I like fairly natural drum sounds, and it may be ironic, but the ability to mix, match, and blend different samples together is a very valuable tool for shaping drum sounds without making them sound artificial. By doing this, you can take the different aspects you like of different drums and use them to complement each other. Of course, a bit of processing is usually necessary to make drums fit properly in a mix, even with samples, but this technique allows you to get away with a lot less of it, and I feel that the results are often better because of it. Another advantage of this technique is that even if you’re not looking for a completely natural sound, you can blend in samples that already have been processed, but with high-quality outboard gear. This can be a great way to add punch to a drum mix in a way that plugin processing might not be able to adequately achieve.

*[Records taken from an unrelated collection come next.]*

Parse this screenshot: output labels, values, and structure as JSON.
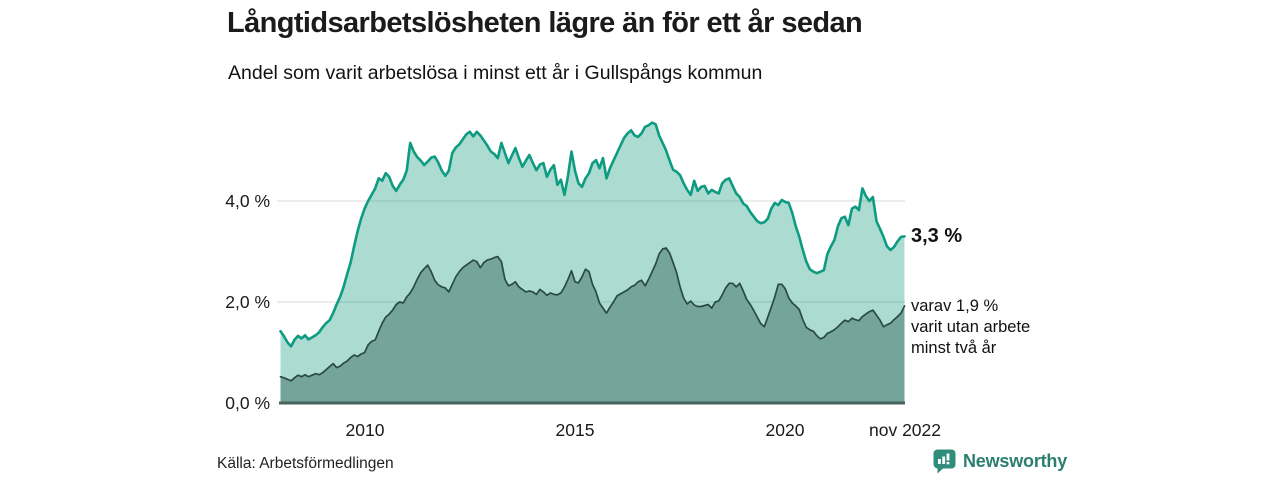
{
  "chart_data": {
    "type": "area",
    "title": "Långtidsarbetslösheten lägre än för ett år sedan",
    "subtitle": "Andel som varit arbetslösa i minst ett år i Gullspångs kommun",
    "unit": "%",
    "frequency": "monthly",
    "x_start": "2008-01",
    "x_end": "2022-11",
    "ylim": [
      0,
      5.8
    ],
    "grid": true,
    "legend_position": "none",
    "y_ticks": [
      {
        "value": 0,
        "label": "0,0 %"
      },
      {
        "value": 2,
        "label": "2,0 %"
      },
      {
        "value": 4,
        "label": "4,0 %"
      }
    ],
    "x_ticks": [
      {
        "month_index": 24,
        "label": "2010"
      },
      {
        "month_index": 84,
        "label": "2015"
      },
      {
        "month_index": 144,
        "label": "2020"
      },
      {
        "month_index": 178,
        "label": "nov 2022"
      }
    ],
    "series": [
      {
        "name": "Andel arbetslösa minst ett år (totalt)",
        "latest_value": 3.3,
        "values": [
          1.42,
          1.32,
          1.2,
          1.12,
          1.25,
          1.33,
          1.28,
          1.34,
          1.26,
          1.3,
          1.34,
          1.4,
          1.5,
          1.58,
          1.64,
          1.78,
          1.95,
          2.1,
          2.3,
          2.55,
          2.78,
          3.1,
          3.4,
          3.65,
          3.85,
          4.0,
          4.12,
          4.25,
          4.45,
          4.4,
          4.55,
          4.48,
          4.3,
          4.2,
          4.32,
          4.42,
          4.6,
          5.15,
          4.98,
          4.87,
          4.8,
          4.71,
          4.78,
          4.86,
          4.88,
          4.76,
          4.6,
          4.5,
          4.6,
          4.95,
          5.06,
          5.12,
          5.22,
          5.32,
          5.37,
          5.28,
          5.37,
          5.3,
          5.2,
          5.1,
          4.98,
          4.93,
          4.85,
          5.15,
          4.95,
          4.75,
          4.9,
          5.05,
          4.85,
          4.68,
          4.8,
          4.91,
          4.75,
          4.61,
          4.72,
          4.75,
          4.48,
          4.62,
          4.71,
          4.32,
          4.42,
          4.12,
          4.5,
          4.98,
          4.6,
          4.35,
          4.28,
          4.45,
          4.55,
          4.75,
          4.81,
          4.65,
          4.85,
          4.45,
          4.65,
          4.8,
          4.95,
          5.1,
          5.25,
          5.34,
          5.4,
          5.3,
          5.27,
          5.34,
          5.47,
          5.5,
          5.55,
          5.52,
          5.3,
          5.15,
          5.0,
          4.8,
          4.62,
          4.58,
          4.51,
          4.35,
          4.22,
          4.12,
          4.4,
          4.2,
          4.28,
          4.3,
          4.15,
          4.22,
          4.18,
          4.15,
          4.35,
          4.42,
          4.45,
          4.3,
          4.15,
          4.08,
          3.95,
          3.9,
          3.78,
          3.69,
          3.6,
          3.56,
          3.58,
          3.65,
          3.85,
          3.96,
          3.92,
          4.02,
          3.98,
          3.96,
          3.76,
          3.5,
          3.29,
          3.03,
          2.8,
          2.65,
          2.6,
          2.57,
          2.6,
          2.63,
          2.95,
          3.1,
          3.23,
          3.5,
          3.66,
          3.69,
          3.52,
          3.85,
          3.89,
          3.82,
          4.25,
          4.1,
          4.0,
          4.08,
          3.6,
          3.45,
          3.29,
          3.1,
          3.03,
          3.09,
          3.2,
          3.29,
          3.3
        ]
      },
      {
        "name": "varav utan arbete minst två år",
        "latest_value": 1.9,
        "values": [
          0.52,
          0.5,
          0.47,
          0.44,
          0.5,
          0.55,
          0.52,
          0.56,
          0.52,
          0.55,
          0.58,
          0.56,
          0.6,
          0.66,
          0.72,
          0.78,
          0.7,
          0.73,
          0.79,
          0.83,
          0.9,
          0.95,
          0.92,
          0.97,
          1.0,
          1.15,
          1.22,
          1.25,
          1.42,
          1.58,
          1.7,
          1.76,
          1.84,
          1.95,
          2.0,
          1.98,
          2.1,
          2.18,
          2.3,
          2.45,
          2.58,
          2.66,
          2.73,
          2.6,
          2.43,
          2.34,
          2.3,
          2.28,
          2.2,
          2.35,
          2.5,
          2.6,
          2.68,
          2.73,
          2.78,
          2.83,
          2.8,
          2.68,
          2.78,
          2.83,
          2.85,
          2.88,
          2.9,
          2.8,
          2.45,
          2.32,
          2.35,
          2.4,
          2.3,
          2.25,
          2.2,
          2.22,
          2.2,
          2.15,
          2.25,
          2.2,
          2.13,
          2.18,
          2.15,
          2.14,
          2.18,
          2.3,
          2.45,
          2.62,
          2.4,
          2.38,
          2.5,
          2.65,
          2.6,
          2.35,
          2.2,
          1.98,
          1.88,
          1.78,
          1.9,
          2.0,
          2.12,
          2.16,
          2.2,
          2.24,
          2.3,
          2.33,
          2.4,
          2.43,
          2.32,
          2.45,
          2.6,
          2.75,
          2.95,
          3.05,
          3.07,
          2.97,
          2.78,
          2.58,
          2.3,
          2.08,
          1.96,
          2.02,
          1.94,
          1.91,
          1.91,
          1.93,
          1.95,
          1.88,
          2.0,
          2.02,
          2.14,
          2.28,
          2.37,
          2.37,
          2.3,
          2.37,
          2.22,
          2.05,
          1.95,
          1.83,
          1.7,
          1.57,
          1.51,
          1.7,
          1.9,
          2.1,
          2.35,
          2.35,
          2.26,
          2.08,
          1.98,
          1.92,
          1.85,
          1.65,
          1.5,
          1.45,
          1.42,
          1.33,
          1.27,
          1.3,
          1.38,
          1.41,
          1.45,
          1.51,
          1.58,
          1.64,
          1.61,
          1.68,
          1.65,
          1.63,
          1.71,
          1.76,
          1.81,
          1.84,
          1.74,
          1.64,
          1.51,
          1.55,
          1.58,
          1.65,
          1.71,
          1.78,
          1.92
        ]
      }
    ],
    "annotations": {
      "latest_label": "3,3 %",
      "note_lines": [
        "varav 1,9 %",
        "varit utan arbete",
        "minst två år"
      ]
    }
  },
  "footer": {
    "source": "Källa: Arbetsförmedlingen",
    "brand": "Newsworthy"
  },
  "colors": {
    "line_total": "#0d9b81",
    "fill_total": "rgba(16,153,126,0.35)",
    "line_subset": "#2a4a44",
    "fill_subset": "#74a49c",
    "baseline": "#46635d",
    "gridline": "#d8d8d8",
    "brand_teal": "#2c7e71",
    "icon_teal": "#2f8d7c",
    "text": "#1a1a1a"
  }
}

My favorite software for creating drum tracks is Toontrack’s Superior Drummer 2.0. Also available for purchase are multiple expansion sets, featuring more drum samples. I highly recommend all of them, but the stock version still gives you plenty to work with. Superior Drummer is designed to be mixed as if you had really recorded the kit. All of the samples are completely dry (absolutely no EQ, reverb, compression, etc. has been applied to them) and you can adjust the amount of drum bleed present in each microphone. Bleed control is what makes Superior Drummer so flexible. if you’re using Superior Drummer as the basis of a precisely crafted metal mix where everything must occupy a very specific auditory space, you can set the microphones to have no bleed at all. You can even set the overhead microphones to pick up absolutely nothing but cymbals and get everything else from your close microphones and room microphones, if desired. For a clean, pristine mix, this is a godsend. But if you’re recording a more traditional rock song, microphone bleed is an integral part of the drum sound, and you can dial in as much as you need.